The White House has a new slogan: "Hope and let the Russians fix it."
Last night President Obama spoke to the nation about Syria. Hopefully, Americans who were confused about the president's plan feel better now, knowing that he's confused too.
Well, it was confusing, wasn't it? First, President Obama laid out his reasoning for a strike against Syria. And then he gave the rebuttal.
John Kerry has insisted that any military strike on Syria will be "unbelievably small." But not as small as the SUPPORT for a strike on Syria.
Last week Americans viewed 12 times as many stories about Miley Cyrus as they did about Syria. Which is why last night President Obama gave his speech on Syria while rubbing up against Robin Thicke.
I'm a little bummed out because it looks like the Anthony Weiner madness is finally over. It was so good for talk show hosts, one of the best things that ever happened. As he drove away from reporters, he gave them the finger. So at least he went out with dignity. That's the important thing.
The new secretary of the Vatican said that celibacy for priests is open to discussion. In a related story, nuns are now allowed to twerk.
This is weird. A brewer has apparently come out with a beer that you can spread on toast. It is said to appeal to a very specific market known as alcoholics.
The United States is going to make a deal with Russia and Syria. What could possibly go wrong? Here’s the deal: Syria will turn over their stockpiled chemicals and we send them Alex Rodriguez.
You know whose birthday it is? Evil Syrian President Bashar al-Assad, 48 years old today. It would be nice if he had a surprise birthday party from SEAL Team 6.
McDonald's is now serving steak. Nothing says fine dining like rolling down your car window and screaming out, "medium rare!"
Can the USDA consider it prime beef if it comes with a toy?
Tonight was a very special episode of "Here Comes Honey Boo Boo." Mama June and Sugar Bear had a commitment ceremony. That's like a wedding but without that old-fashioned crap about being legally required to give away half your stuff.
Of course they got dressed up for the commitment ceremony. Camouflage is a bold fashion choice for a wedding, isn't it? Nothing ruins your wedding faster than hunters who think you're caribou.
The whole idea of a commitment ceremony is not for me.
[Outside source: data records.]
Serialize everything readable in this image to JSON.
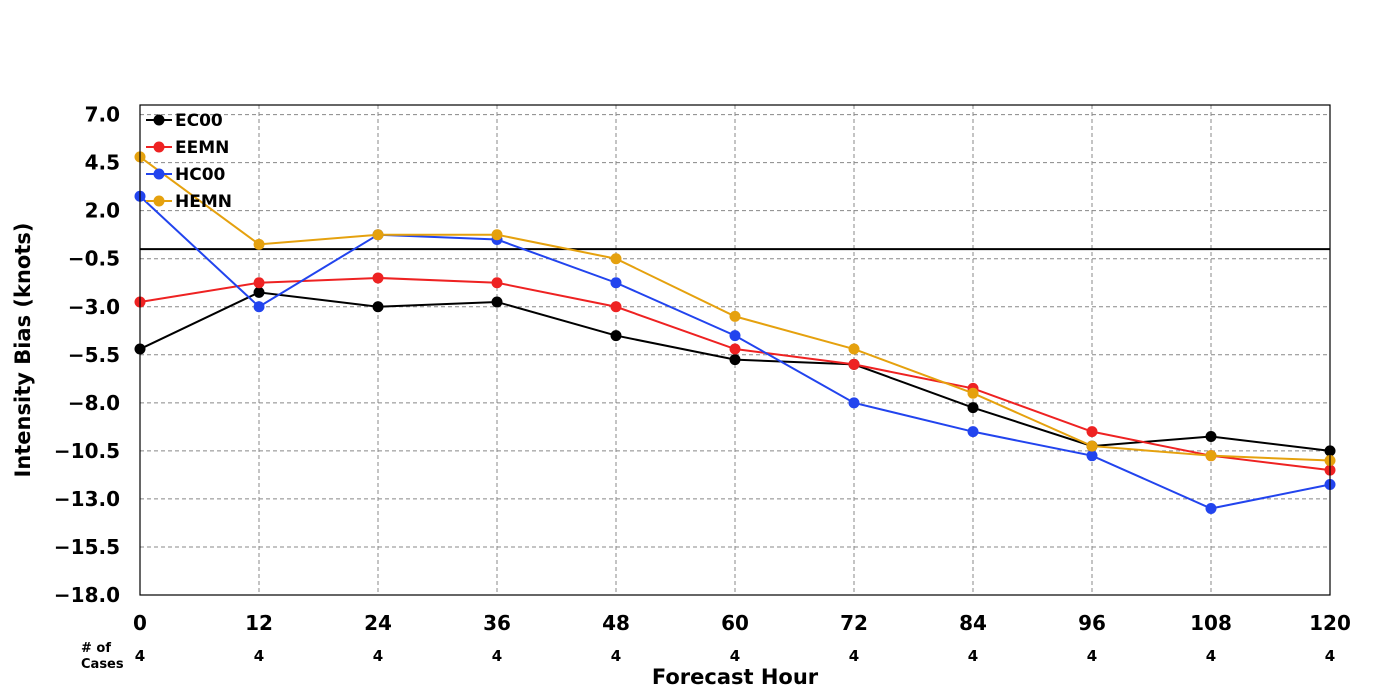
{
  "chart_data": {
    "type": "line",
    "xlabel": "Forecast Hour",
    "ylabel": "Intensity Bias (knots)",
    "x": [
      0,
      12,
      24,
      36,
      48,
      60,
      72,
      84,
      96,
      108,
      120
    ],
    "x_tick_labels": [
      "0",
      "12",
      "24",
      "36",
      "48",
      "60",
      "72",
      "84",
      "96",
      "108",
      "120"
    ],
    "xlim": [
      0,
      120
    ],
    "ylim": [
      -18.0,
      7.5
    ],
    "y_ticks": [
      7.0,
      4.5,
      2.0,
      -0.5,
      -3.0,
      -5.5,
      -8.0,
      -10.5,
      -13.0,
      -15.5,
      -18.0
    ],
    "y_tick_labels": [
      "7.0",
      "4.5",
      "2.0",
      "−0.5",
      "−3.0",
      "−5.5",
      "−8.0",
      "−10.5",
      "−13.0",
      "−15.5",
      "−18.0"
    ],
    "zero_line": 0,
    "grid": true,
    "legend_position": "top-left",
    "cases_label": "# of\nCases",
    "cases": [
      "4",
      "4",
      "4",
      "4",
      "4",
      "4",
      "4",
      "4",
      "4",
      "4",
      "4"
    ],
    "series": [
      {
        "name": "EC00",
        "color": "#000000",
        "values": [
          -5.2,
          -2.25,
          -3.0,
          -2.75,
          -4.5,
          -5.75,
          -6.0,
          -8.25,
          -10.25,
          -9.75,
          -10.5
        ]
      },
      {
        "name": "EEMN",
        "color": "#ee2222",
        "values": [
          -2.75,
          -1.75,
          -1.5,
          -1.75,
          -3.0,
          -5.2,
          -6.0,
          -7.25,
          -9.5,
          -10.75,
          -11.5
        ]
      },
      {
        "name": "HC00",
        "color": "#2244ee",
        "values": [
          2.75,
          -3.0,
          0.75,
          0.5,
          -1.75,
          -4.5,
          -8.0,
          -9.5,
          -10.75,
          -13.5,
          -12.25
        ]
      },
      {
        "name": "HEMN",
        "color": "#e5a10e",
        "values": [
          4.8,
          0.25,
          0.75,
          0.75,
          -0.5,
          -3.5,
          -5.2,
          -7.5,
          -10.25,
          -10.75,
          -11.0
        ]
      }
    ]
  }
}
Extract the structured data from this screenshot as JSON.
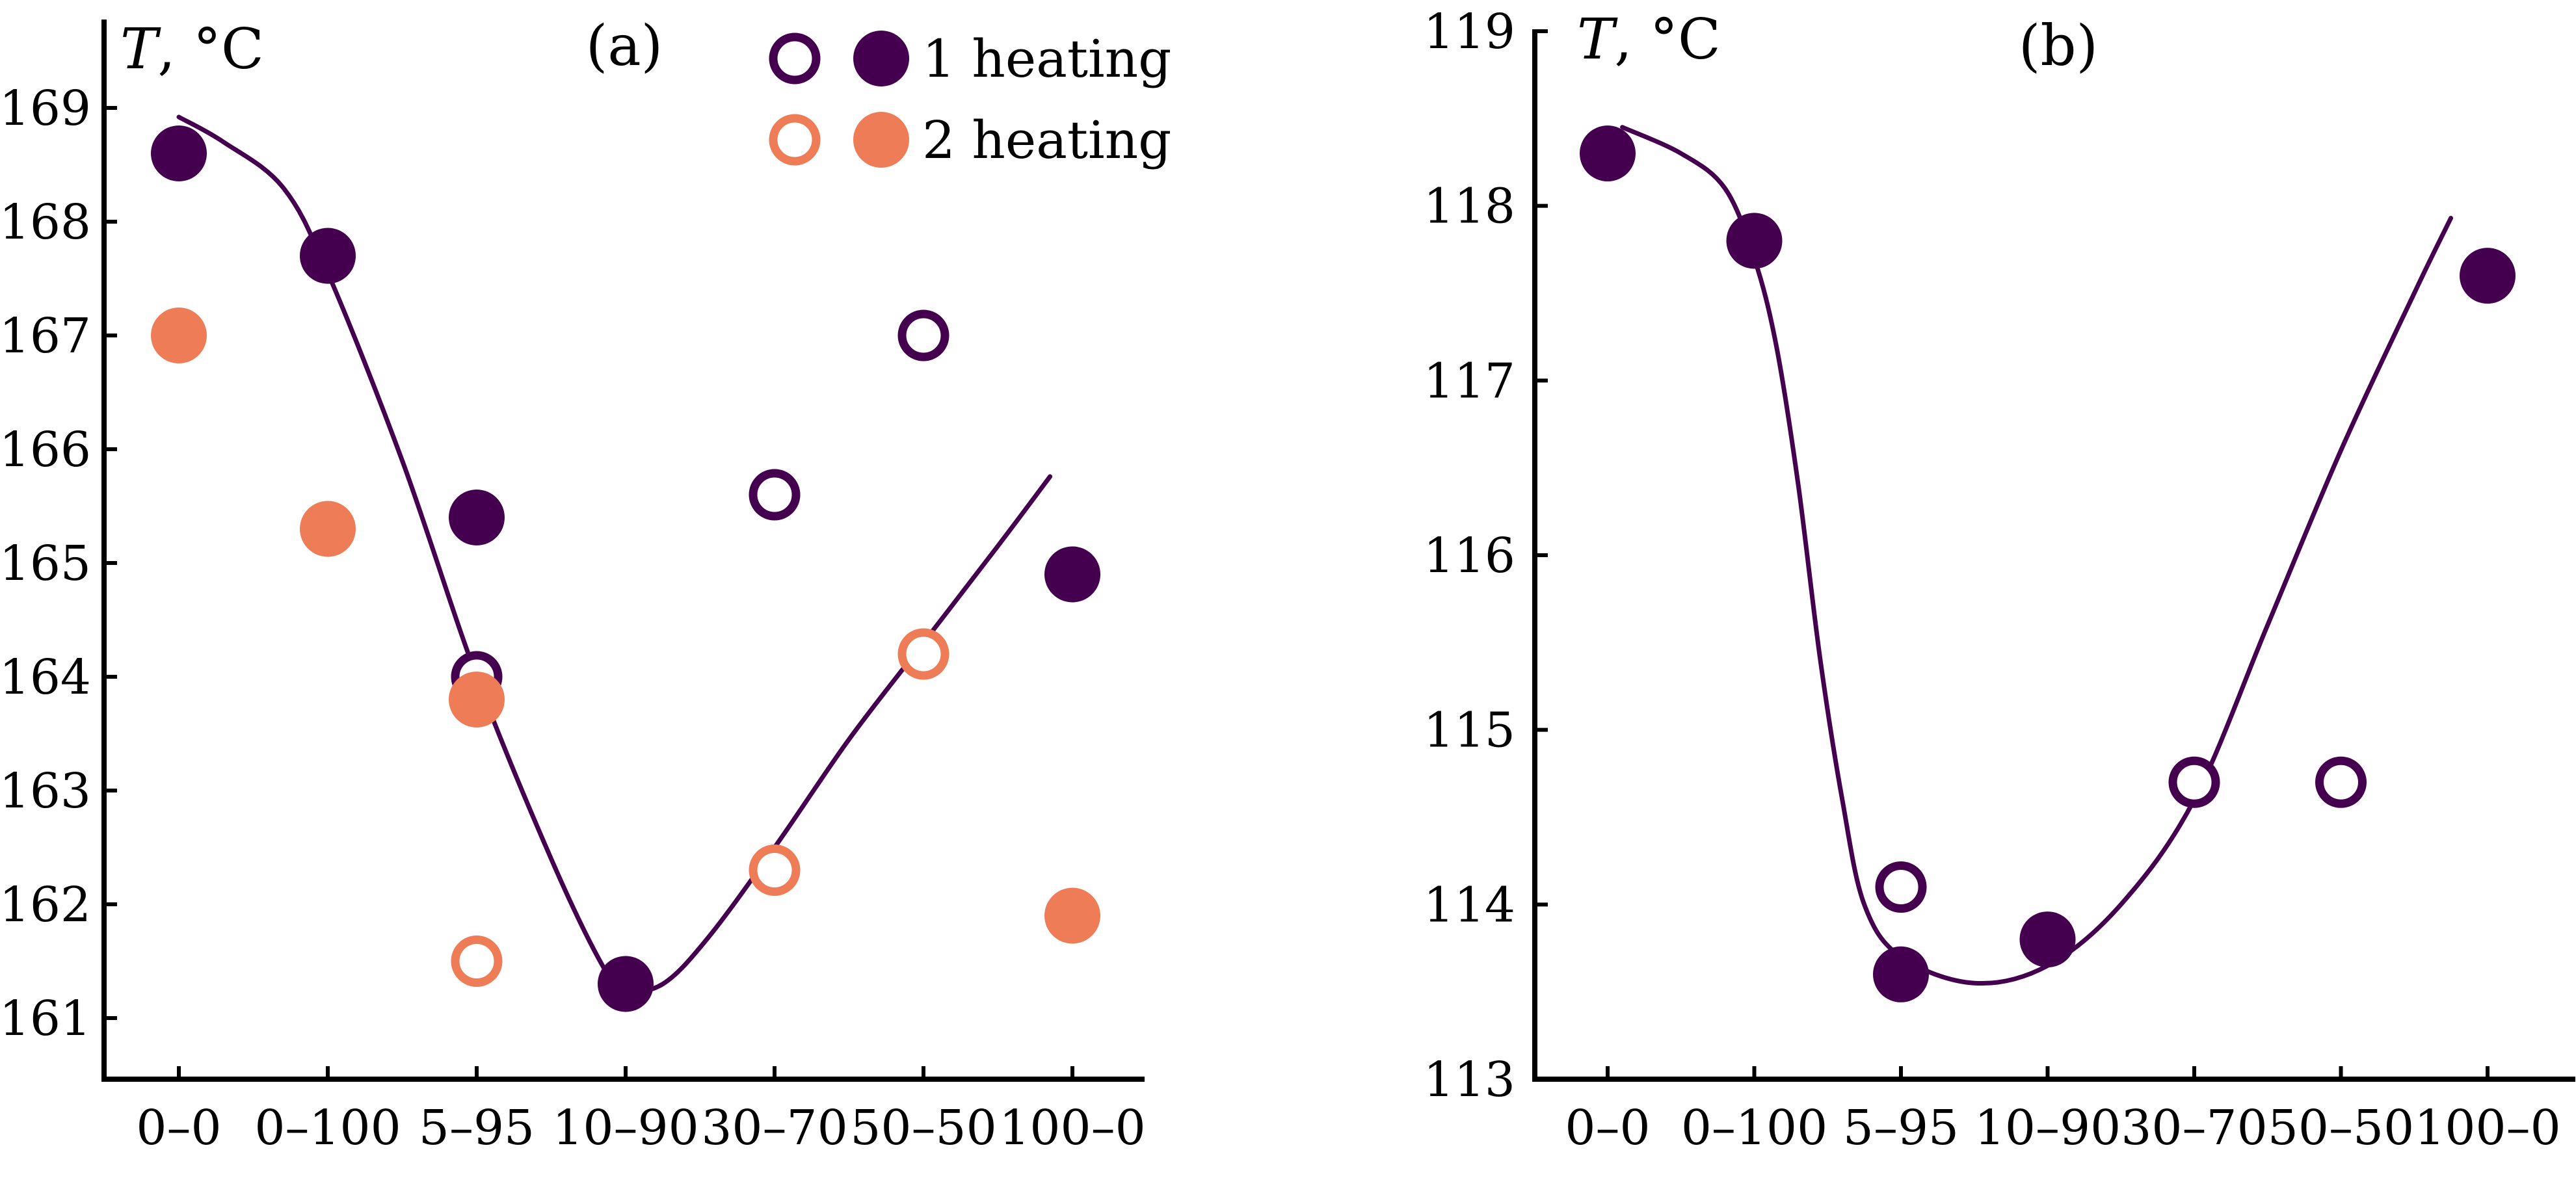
{
  "colors": {
    "heating1": "#44004e",
    "heating2": "#ee7c56",
    "axis": "#000000"
  },
  "legend": {
    "entries": [
      {
        "label": "1 heating",
        "series": "heating1"
      },
      {
        "label": "2 heating",
        "series": "heating2"
      }
    ]
  },
  "chart_data": [
    {
      "type": "scatter",
      "panel": "(a)",
      "title": "",
      "xlabel": "",
      "ylabel_var": "T",
      "ylabel_unit": ", °C",
      "categories": [
        "0–0",
        "0–100",
        "5–95",
        "10–90",
        "30–70",
        "50–50",
        "100–0"
      ],
      "ylim": [
        160.5,
        169.7
      ],
      "yticks": [
        161,
        162,
        163,
        164,
        165,
        166,
        167,
        168,
        169
      ],
      "grid": false,
      "legend_position": "top-right",
      "series": [
        {
          "group": "heating1",
          "style": "filled",
          "points": [
            [
              0,
              168.6
            ],
            [
              1,
              167.7
            ],
            [
              2,
              165.4
            ],
            [
              3,
              161.3
            ],
            [
              6,
              164.9
            ]
          ]
        },
        {
          "group": "heating1",
          "style": "open",
          "points": [
            [
              2,
              164.0
            ],
            [
              4,
              165.6
            ],
            [
              5,
              167.0
            ]
          ]
        },
        {
          "group": "heating2",
          "style": "filled",
          "points": [
            [
              0,
              167.0
            ],
            [
              1,
              165.3
            ],
            [
              2,
              163.8
            ],
            [
              6,
              161.9
            ]
          ]
        },
        {
          "group": "heating2",
          "style": "open",
          "points": [
            [
              2,
              161.5
            ],
            [
              4,
              162.3
            ],
            [
              5,
              164.2
            ]
          ]
        }
      ],
      "trend_line": {
        "color": "heating1",
        "points": [
          [
            0,
            168.92
          ],
          [
            0.3,
            168.7
          ],
          [
            0.7,
            168.3
          ],
          [
            1.0,
            167.55
          ],
          [
            1.5,
            165.9
          ],
          [
            2.0,
            164.0
          ],
          [
            2.5,
            162.4
          ],
          [
            2.85,
            161.45
          ],
          [
            3.0,
            161.25
          ],
          [
            3.25,
            161.3
          ],
          [
            3.55,
            161.7
          ],
          [
            4.0,
            162.5
          ],
          [
            4.5,
            163.45
          ],
          [
            5.0,
            164.3
          ],
          [
            5.5,
            165.15
          ],
          [
            5.85,
            165.76
          ]
        ]
      }
    },
    {
      "type": "scatter",
      "panel": "(b)",
      "title": "",
      "xlabel": "",
      "ylabel_var": "T",
      "ylabel_unit": ", °C",
      "categories": [
        "0–0",
        "0–100",
        "5–95",
        "10–90",
        "30–70",
        "50–50",
        "100–0"
      ],
      "ylim": [
        113,
        119
      ],
      "yticks": [
        113,
        114,
        115,
        116,
        117,
        118,
        119
      ],
      "grid": false,
      "series": [
        {
          "group": "heating1",
          "style": "filled",
          "points": [
            [
              0,
              118.3
            ],
            [
              1,
              117.8
            ],
            [
              2,
              113.6
            ],
            [
              3,
              113.8
            ],
            [
              6,
              117.6
            ]
          ]
        },
        {
          "group": "heating1",
          "style": "open",
          "points": [
            [
              2,
              114.1
            ],
            [
              4,
              114.7
            ],
            [
              5,
              114.7
            ]
          ]
        }
      ],
      "trend_line": {
        "color": "heating1",
        "points": [
          [
            0.1,
            118.45
          ],
          [
            0.5,
            118.3
          ],
          [
            0.8,
            118.1
          ],
          [
            1.0,
            117.7
          ],
          [
            1.15,
            117.2
          ],
          [
            1.3,
            116.4
          ],
          [
            1.45,
            115.4
          ],
          [
            1.6,
            114.6
          ],
          [
            1.75,
            114.0
          ],
          [
            2.0,
            113.7
          ],
          [
            2.5,
            113.55
          ],
          [
            3.0,
            113.65
          ],
          [
            3.5,
            114.0
          ],
          [
            4.0,
            114.6
          ],
          [
            4.5,
            115.6
          ],
          [
            5.0,
            116.6
          ],
          [
            5.5,
            117.5
          ],
          [
            5.75,
            117.93
          ]
        ]
      }
    }
  ]
}
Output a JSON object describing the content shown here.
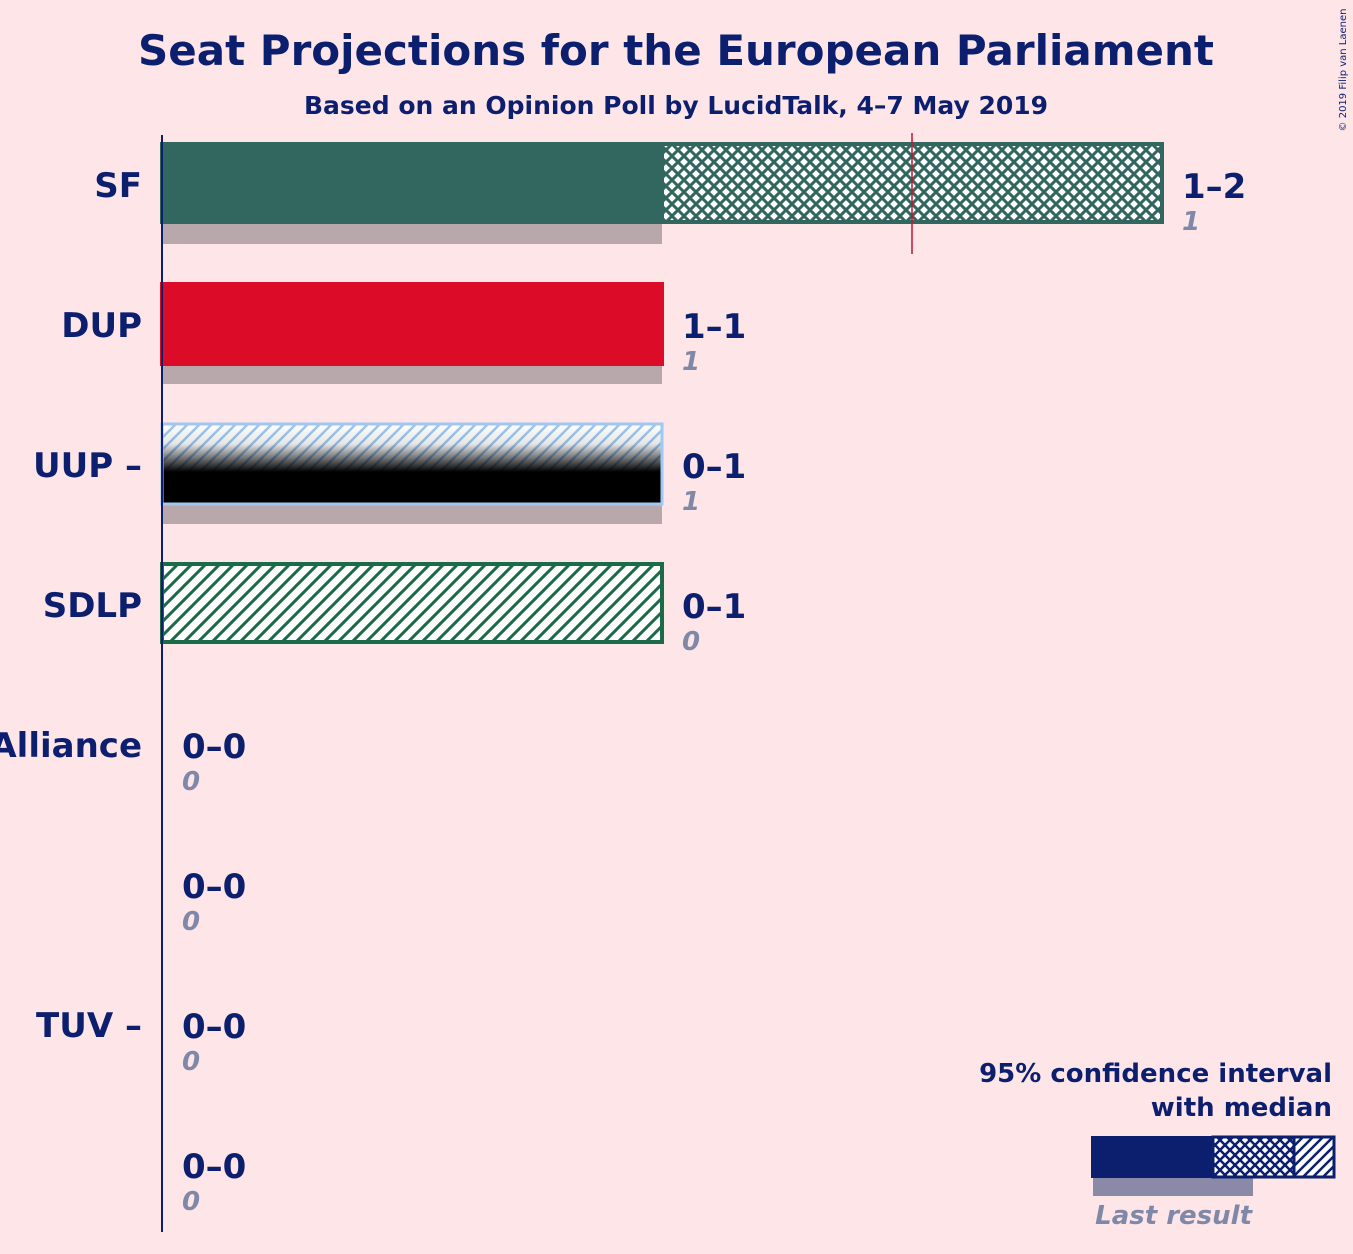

It's usually when married people say they're renewing their vows. And I don't see the point in renewing your vows. It is not a magazine subscription. You don't have to renew it.
Celebrity couples renew their wedding vows all the time. They usually give an interview explaining their marriage is "rock solid," and they just want to "get back to what's important." And the husband is "totally not gay."
In New York, former Congressman Anthony Weiner became the first candidate to concede in his bid to become the Democratic candidate for mayor. Weiner got less than 5 percent of the vote and came in fifth. There's got to be something else he can run for. I have 3,000 more Anthony Weiner jokes.
You know, while losing the election was bad news for Anthony Weiner, it was great news for Carlos Danger. Carlos just opened four new dating accounts.
Since marijuana is now legal in Colorado they have to tax it like anything else, and this got people upset. This week, activists in Colorado were handing out free marijuana to protest the high taxes. Then later the pot activists were like, “We did WHAT?”
There's been some talk that the Vatican is considering a new rule that would allow Catholic priests to get married one day. Critics of the rule say priests should remain celibate. While others said, “You've never been married, have you?”
HBO announced a new detective show starring Matthew McConaughey and Woody Harrelson. Apparently they try to break suspects using that new interrogation technique, "laid-back cop/even more laid-back cop."
One Direction's new concert movie apparently has flopped at the U.K. box office even though it's been a huge hit here in the U.S. Yeah, they're killing it here, and doing terrible over in England — or as toothpaste put it, “Join the club.”